In 2009, she participated in the Palliative Care Education and Practice Program at Harvard Medical School in Boston, a two-week post-graduate course aimed at professional development for physicians dedicated to careers in palliative-care education. “I really found that there were just so many aspects to caring for a patient as a palliative-care specialist and as a hospitalist that really strike at the heart of what being a doctor is,” says Dr. Perumalswami, assistant professor of medicine in the Division of Hospital Medicine at Northwestern Memorial Hospital in Chicago and one of four new members of Team Hospitalist. “I think it’s been an interest I’ve always had. During my residency training, I definitely experienced quite a few patient cases where I felt that we really needed to help patients and their families, and I didn’t necessarily have the best skill set to do that until I had more experience and more training.”
Dr. Perumalswami now wants to get better at her craft.
“As an academic hospitalist, it’s not just about doing research and writing papers and seeing papers,” she says, “but it’s also developing those leadership skills and helping that become an integral part of the educational experience.”
Question: What drew you to a career in HM?
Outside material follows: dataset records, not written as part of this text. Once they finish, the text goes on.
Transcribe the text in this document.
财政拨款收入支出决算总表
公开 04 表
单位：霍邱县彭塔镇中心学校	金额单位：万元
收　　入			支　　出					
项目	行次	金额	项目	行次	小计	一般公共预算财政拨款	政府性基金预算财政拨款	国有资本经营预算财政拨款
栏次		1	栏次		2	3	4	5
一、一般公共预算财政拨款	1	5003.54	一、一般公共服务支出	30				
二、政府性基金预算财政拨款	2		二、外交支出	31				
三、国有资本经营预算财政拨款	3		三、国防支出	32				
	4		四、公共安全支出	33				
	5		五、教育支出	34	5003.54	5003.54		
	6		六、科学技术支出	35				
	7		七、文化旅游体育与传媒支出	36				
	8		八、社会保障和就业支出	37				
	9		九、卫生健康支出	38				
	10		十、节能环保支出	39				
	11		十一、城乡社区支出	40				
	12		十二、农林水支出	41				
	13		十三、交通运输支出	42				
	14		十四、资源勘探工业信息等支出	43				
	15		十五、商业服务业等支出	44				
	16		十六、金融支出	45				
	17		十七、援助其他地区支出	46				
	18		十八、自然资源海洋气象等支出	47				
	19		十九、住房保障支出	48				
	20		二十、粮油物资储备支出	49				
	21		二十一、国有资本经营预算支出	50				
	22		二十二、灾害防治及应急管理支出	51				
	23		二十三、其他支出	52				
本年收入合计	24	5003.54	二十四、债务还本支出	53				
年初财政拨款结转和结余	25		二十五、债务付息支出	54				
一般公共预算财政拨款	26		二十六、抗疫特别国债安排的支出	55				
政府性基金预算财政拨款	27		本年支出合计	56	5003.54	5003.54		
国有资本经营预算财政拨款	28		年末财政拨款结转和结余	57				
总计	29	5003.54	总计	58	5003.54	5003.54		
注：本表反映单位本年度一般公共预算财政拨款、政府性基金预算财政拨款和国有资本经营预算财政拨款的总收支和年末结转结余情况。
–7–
Answer: I chose a career in academic hospital medicine primarily because I enjoy taking care of acutely ill, hospitalized, adult patients. I also really enjoy teaching medical students, residents, and fellows, and I enjoy doing that in the hospital setting. I think that there’s great satisfaction from taking care of a patient from admission to discharge.… I enjoyed every aspect of internal medicine, and when I graduated, I thought I could choose a subspecialty, but I felt that my skills and my expertise was really in taking care of the hospitalized patient.
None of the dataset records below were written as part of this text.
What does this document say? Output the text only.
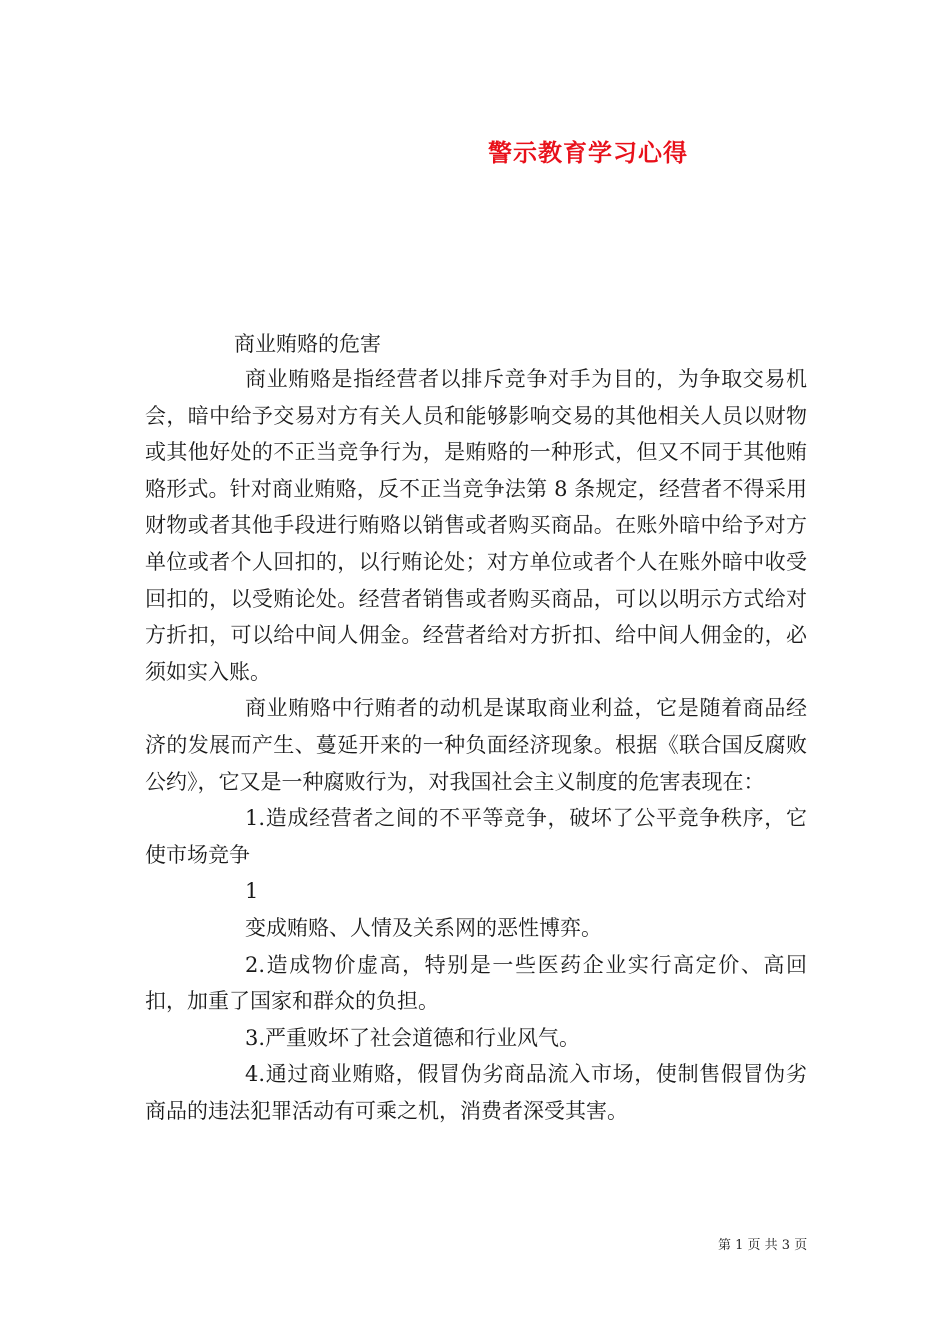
警示教育学习心得
商业贿赂的危害

商业贿赂是指经营者以排斥竞争对手为目的，为争取交易机会，暗中给予交易对方有关人员和能够影响交易的其他相关人员以财物或其他好处的不正当竞争行为，是贿赂的一种形式，但又不同于其他贿赂形式。针对商业贿赂，反不正当竞争法第 8 条规定，经营者不得采用财物或者其他手段进行贿赂以销售或者购买商品。在账外暗中给予对方单位或者个人回扣的，以行贿论处；对方单位或者个人在账外暗中收受回扣的，以受贿论处。经营者销售或者购买商品，可以以明示方式给对方折扣，可以给中间人佣金。经营者给对方折扣、给中间人佣金的，必须如实入账。

商业贿赂中行贿者的动机是谋取商业利益，它是随着商品经济的发展而产生、蔓延开来的一种负面经济现象。根据《联合国反腐败公约》，它又是一种腐败行为，对我国社会主义制度的危害表现在：

1.造成经营者之间的不平等竞争，破坏了公平竞争秩序，它使市场竞争

1

变成贿赂、人情及关系网的恶性博弈。

2.造成物价虚高，特别是一些医药企业实行高定价、高回扣，加重了国家和群众的负担。

3.严重败坏了社会道德和行业风气。

4.通过商业贿赂，假冒伪劣商品流入市场，使制售假冒伪劣商品的违法犯罪活动有可乘之机，消费者深受其害。

第 1 页 共 3 页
Q: You have sought out extra training in palliative care and pain management. How has that impacted your career?
A: It’s not something that I necessarily started out thinking that I would specialize in, but the more I took care of hospitalized patients, the more I realized that we actually take care of a fair number of patients who have really complex symptom needs, and also really have a lot of needs with regard to recognizing when their prognosis is poor and understanding what their options are, if they’re even amenable to a palliative approach. I really felt that that was a skill that I needed to fine-tune. So I ended up gaining enough clinical experience and participating with hospice patients to the point where that’s really supplemented my hospitalist career, because what I found is that it’s made me a better hospitalist, and being a hospitalist has made me a better palliative-care doc.
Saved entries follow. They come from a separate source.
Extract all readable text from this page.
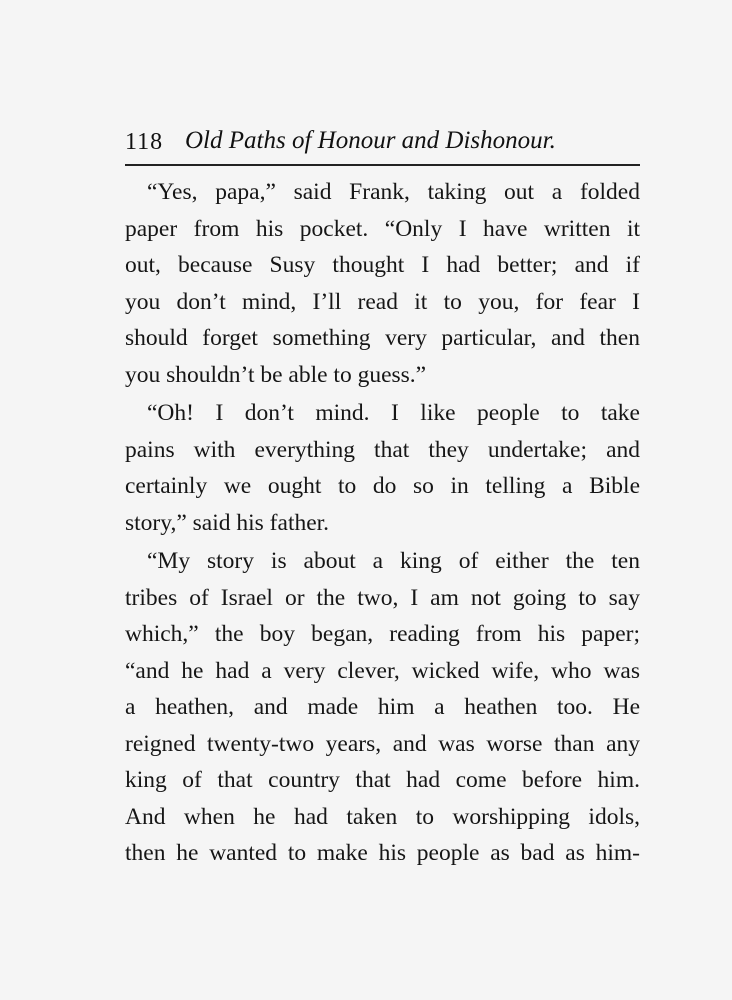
118 Old Paths of Honour and Dishonour.
“Yes, papa,” said Frank, taking out a folded
paper from his pocket. “Only I have written it
out, because Susy thought I had better; and if
you don’t mind, I’ll read it to you, for fear I
should forget something very particular, and then
you shouldn’t be able to guess.”
“Oh! I don’t mind. I like people to take
pains with everything that they undertake; and
certainly we ought to do so in telling a Bible
story,” said his father.
“My story is about a king of either the ten
tribes of Israel or the two, I am not going to say
which,” the boy began, reading from his paper;
“and he had a very clever, wicked wife, who was
a heathen, and made him a heathen too. He
reigned twenty-two years, and was worse than any
king of that country that had come before him.
And when he had taken to worshipping idols,
then he wanted to make his people as bad as him-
Q: Working in academia, there’s no way to escape talk of the duty-hour rules recently put in place. What’s your view on the issue?
A: My view is that the work hours are here to stay. I think that there are some definite benefits that we’ve gained from having work hours. I’d say first and foremost of those gains is public trust. I think most physicians will tell you that they don’t want a physician who’s in the 36th hour of their day taking care of them when we know that studies actually can demonstrate that when you’ve been awake that long, that your cognitive abilities decline.